I want to get this document:

{
	id: 1,
	name: 'My document 1',
    container: {
        id: 'container1',
        selectedItems: [{
            id: 'item3'
            name: 'My item 3'
        }, {
            id: 'item1',
            name: 'My item 1'
        }
    }
}

Currently I have the following aggregation (Node.js):

db.collection.aggregate([{
    $match: {'containers.id': 'container1'},
    $addFields: {
        container: {
            $filter: {
                input: '$containers', 
                as: 'container', 
                cond: {
                    $eq: ['$$container.id', 'container1']
                }
            }
        }
    },
    $project: {containers: 0},
    $unwind: {path: '$container'}

    // I now have a new property "container" with the correct subdocument from the array
    // and removed the original array with all containers.
    // I now need a stage here to populate the container subdocuments in the `selectedItems` array

    $project: {allItems: 0} // remove the list of all items when not needed anymore in a following stage
}]);

I know there is $lookup, but as I want to populate the matching array items from the same document (not a differect collection), I think I don’t need it. Even when specifying the same collection in a $lookup, it would populate the array with the root document of my collection and it would get very complex to unwind & match the needed properties of the subdocument.

I thought about making an own items collection, but I would need slower lookups there and my data does not need to have these relations.

I hope my question is clear, I’m thankful for any help I can get!

I’m doing some additional transforms in my real data like copying some properties from the original root document and hiding others, but that should not matter.

Thank you again!

Hi @phe,

You are definitely on the right track!

I now want to write a query to find the document with a specific container ID (i.e. container1 ) and return it, while transforming it’s selectedItems array to hold the actual object values from the items array of the same document.

As you already complete a similar process with your initial $addFields stage to find the container, all that needs to be done is to deconstruct the embedded array of container.selectedItems in order to match each individual item with its corresponding id found in container.selectedItems.

So with saying that, I’ve broken the additional stages into two parts.

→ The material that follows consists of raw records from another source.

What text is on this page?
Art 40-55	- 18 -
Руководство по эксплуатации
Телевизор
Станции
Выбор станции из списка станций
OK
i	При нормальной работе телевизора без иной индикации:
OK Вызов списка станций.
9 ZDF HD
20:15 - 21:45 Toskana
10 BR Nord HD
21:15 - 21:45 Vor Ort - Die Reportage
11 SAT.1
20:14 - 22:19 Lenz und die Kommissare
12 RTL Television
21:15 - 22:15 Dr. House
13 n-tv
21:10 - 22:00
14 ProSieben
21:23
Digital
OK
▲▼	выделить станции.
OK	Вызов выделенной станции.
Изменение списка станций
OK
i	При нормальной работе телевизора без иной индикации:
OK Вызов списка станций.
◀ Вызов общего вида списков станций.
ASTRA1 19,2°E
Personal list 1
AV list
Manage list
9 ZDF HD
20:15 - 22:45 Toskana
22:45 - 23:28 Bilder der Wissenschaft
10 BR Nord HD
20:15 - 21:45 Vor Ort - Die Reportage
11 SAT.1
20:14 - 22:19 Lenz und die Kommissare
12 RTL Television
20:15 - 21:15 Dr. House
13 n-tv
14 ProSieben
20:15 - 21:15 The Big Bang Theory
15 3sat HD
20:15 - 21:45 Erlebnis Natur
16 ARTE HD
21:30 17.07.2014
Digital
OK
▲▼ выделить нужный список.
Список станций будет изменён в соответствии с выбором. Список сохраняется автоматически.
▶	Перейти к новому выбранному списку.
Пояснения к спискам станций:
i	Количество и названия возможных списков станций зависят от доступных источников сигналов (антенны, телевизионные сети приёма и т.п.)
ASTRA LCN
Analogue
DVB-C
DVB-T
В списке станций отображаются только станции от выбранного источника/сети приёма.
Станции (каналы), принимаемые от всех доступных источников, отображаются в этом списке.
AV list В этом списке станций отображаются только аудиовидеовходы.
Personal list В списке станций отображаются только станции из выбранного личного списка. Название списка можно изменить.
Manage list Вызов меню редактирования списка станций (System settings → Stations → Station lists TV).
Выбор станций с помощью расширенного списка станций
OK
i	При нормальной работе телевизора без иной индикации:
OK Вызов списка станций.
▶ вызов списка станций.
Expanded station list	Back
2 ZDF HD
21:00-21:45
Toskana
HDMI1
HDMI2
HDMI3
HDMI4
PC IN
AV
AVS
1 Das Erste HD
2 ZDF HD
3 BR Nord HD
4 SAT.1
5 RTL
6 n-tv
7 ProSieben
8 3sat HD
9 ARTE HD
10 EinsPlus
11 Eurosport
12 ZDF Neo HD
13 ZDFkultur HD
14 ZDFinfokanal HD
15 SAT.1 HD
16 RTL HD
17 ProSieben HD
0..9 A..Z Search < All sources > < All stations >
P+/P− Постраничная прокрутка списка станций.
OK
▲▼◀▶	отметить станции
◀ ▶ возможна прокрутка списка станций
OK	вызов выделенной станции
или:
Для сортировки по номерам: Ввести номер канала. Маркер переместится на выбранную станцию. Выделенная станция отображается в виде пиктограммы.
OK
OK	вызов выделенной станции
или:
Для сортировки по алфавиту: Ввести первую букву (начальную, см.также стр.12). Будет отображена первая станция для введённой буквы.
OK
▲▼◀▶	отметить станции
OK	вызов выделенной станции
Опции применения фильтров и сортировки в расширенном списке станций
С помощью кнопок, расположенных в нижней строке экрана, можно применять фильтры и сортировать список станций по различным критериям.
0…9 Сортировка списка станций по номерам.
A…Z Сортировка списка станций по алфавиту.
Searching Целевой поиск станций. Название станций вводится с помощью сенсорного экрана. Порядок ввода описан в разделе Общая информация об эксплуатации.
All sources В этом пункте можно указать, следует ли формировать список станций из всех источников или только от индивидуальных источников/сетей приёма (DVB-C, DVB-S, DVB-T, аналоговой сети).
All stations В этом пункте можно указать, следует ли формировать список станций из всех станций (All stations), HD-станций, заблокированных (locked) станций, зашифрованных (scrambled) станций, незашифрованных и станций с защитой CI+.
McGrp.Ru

  1. First we need to deconstruct the container.selectedItems so that we can evaluate each selectedItem in container with the allItems array at the root of the document.
{
    $unwind: {
        path: "$container.selectedItems",
    }
},
{
    $addFields: {
        "container.selectedItems": {
            $arrayElemAt: [
                {
                    $filter: {
                        input: "$allItems",
                        as: "item",
                        cond: { $eq: ["$$item.id", "$container.selectedItems"] },
                    },
                },
                0,
            ],
        },
    }
}
  1. Next we have to group all the respective items together which we deconstructed so its back to its original structure. To conclude the aggregation with your expected output, we can tidy that up with the $project stage.
{
    $group: {
        _id: {
            doc: "$_id",
            container: "$container.id",
        },
        name: {
            $first: "$name",
        },
        selectedItems: {
            $push: "$container.selectedItems",
        },
    },
},
{
    $project: {
        _id: "$_id.doc",
        name: "$name",
        container: {
            id: "$_id.container",
            selectedItems: "$selectedItems",
        },
    },
}

Please note that the projection stage I’ve added removes the need for the two $project stages you have in your existing pipeline.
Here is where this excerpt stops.